Which is what I'm doing today.
The sky seems to be very low, encroaching upon the campus which is built on a mountain plateau. I peer at the bank of darkening clouds that has already formed over the Cordillera Central range.
Profuse and heavy water droplets hang suspended in the air as I head toward Session Road, the city's main downtown thoroughfare. Negotiating narrow and steep alleys, I veer down from Luneta Hill toward the Baguio public market. The view looks so vast and wide from the road's so-called Upper Lane that the land appears endless.Reaching its business hub, I see bazaars, Summit Bank, boutiques, and Victoria Bakery famous for its young coconut buko pie - the buildings somehow blending rather than clashing with the uncluttered scenery, becoming part of it.
Past the commercial center, I quickly traverse onto the twisting lower byway. The grass is damp beneath my feet. Everything has turned thick and gray.

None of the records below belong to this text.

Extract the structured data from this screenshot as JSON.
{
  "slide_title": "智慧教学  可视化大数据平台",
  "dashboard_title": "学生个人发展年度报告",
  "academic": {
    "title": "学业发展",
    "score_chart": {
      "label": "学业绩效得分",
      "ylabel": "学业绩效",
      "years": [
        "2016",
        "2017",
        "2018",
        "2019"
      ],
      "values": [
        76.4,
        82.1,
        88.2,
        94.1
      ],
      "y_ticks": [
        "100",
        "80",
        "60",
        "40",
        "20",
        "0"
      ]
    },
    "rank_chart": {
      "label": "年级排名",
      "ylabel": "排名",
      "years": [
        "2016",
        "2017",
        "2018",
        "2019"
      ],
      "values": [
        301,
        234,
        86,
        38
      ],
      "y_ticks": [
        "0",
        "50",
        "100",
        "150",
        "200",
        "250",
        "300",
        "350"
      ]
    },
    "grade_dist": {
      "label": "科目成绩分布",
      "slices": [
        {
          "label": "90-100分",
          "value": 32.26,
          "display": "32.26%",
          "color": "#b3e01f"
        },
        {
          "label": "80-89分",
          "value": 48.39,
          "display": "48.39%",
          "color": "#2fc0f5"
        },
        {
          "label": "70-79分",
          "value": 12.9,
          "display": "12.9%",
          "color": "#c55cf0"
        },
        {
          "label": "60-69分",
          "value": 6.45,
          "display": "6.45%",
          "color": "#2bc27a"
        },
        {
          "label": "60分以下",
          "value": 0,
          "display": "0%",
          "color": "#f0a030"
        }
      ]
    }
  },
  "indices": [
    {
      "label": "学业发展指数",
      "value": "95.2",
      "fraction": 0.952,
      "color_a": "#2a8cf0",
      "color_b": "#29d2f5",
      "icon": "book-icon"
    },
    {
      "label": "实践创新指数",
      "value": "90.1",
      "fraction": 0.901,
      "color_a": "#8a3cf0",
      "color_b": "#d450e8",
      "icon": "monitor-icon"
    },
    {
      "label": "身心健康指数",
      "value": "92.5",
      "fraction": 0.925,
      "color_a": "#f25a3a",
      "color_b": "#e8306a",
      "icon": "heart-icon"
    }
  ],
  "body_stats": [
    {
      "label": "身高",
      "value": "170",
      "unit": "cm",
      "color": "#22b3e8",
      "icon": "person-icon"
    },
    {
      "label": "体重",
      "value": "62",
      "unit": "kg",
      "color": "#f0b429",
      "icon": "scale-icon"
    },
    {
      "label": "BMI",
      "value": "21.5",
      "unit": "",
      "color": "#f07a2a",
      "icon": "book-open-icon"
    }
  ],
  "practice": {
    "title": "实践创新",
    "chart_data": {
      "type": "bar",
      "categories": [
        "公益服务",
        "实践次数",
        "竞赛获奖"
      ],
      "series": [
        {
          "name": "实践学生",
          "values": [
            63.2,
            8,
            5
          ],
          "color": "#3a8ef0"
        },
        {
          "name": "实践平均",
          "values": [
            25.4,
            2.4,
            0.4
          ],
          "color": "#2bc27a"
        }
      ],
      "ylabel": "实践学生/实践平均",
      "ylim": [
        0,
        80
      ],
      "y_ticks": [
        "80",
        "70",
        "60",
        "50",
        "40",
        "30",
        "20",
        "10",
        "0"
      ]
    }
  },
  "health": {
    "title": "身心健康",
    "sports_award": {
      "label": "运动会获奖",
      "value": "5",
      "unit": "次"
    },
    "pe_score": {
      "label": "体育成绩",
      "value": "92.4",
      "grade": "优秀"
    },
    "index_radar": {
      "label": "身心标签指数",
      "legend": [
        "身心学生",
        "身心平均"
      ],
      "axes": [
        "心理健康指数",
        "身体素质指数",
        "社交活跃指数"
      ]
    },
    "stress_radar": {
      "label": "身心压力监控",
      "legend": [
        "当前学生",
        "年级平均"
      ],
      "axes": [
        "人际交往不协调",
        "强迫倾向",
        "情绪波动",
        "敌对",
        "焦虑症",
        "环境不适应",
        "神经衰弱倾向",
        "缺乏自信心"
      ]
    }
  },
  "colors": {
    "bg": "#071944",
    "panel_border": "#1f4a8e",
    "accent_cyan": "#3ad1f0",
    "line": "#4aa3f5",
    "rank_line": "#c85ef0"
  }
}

Smoky swirls roll around me, giving a tiny peek of the road before shrouding it again.
Although the rhythms and nuances are as familiar as the lettering on the Magsaysay Avenue stop sign on the corner, what I see now is a shadow world of illusory shades. Igorot women with babies tied to their backs, wrapped in an Ifugao blanket, promenade as in a trance into town. On the sidewalk's backside, a stairway leads up to the Lady of Atonement Katedral church, veiled in thin light.
As I turn left toward General Lim street, I catch a glimpse of the Benget pine trees bordering historic Burnham Park. They seem to have lost all individuality, merging into a continuous blurry mass. An ethereal stillness has crept over the city, draping it in a specter of gauze, weightless and thin.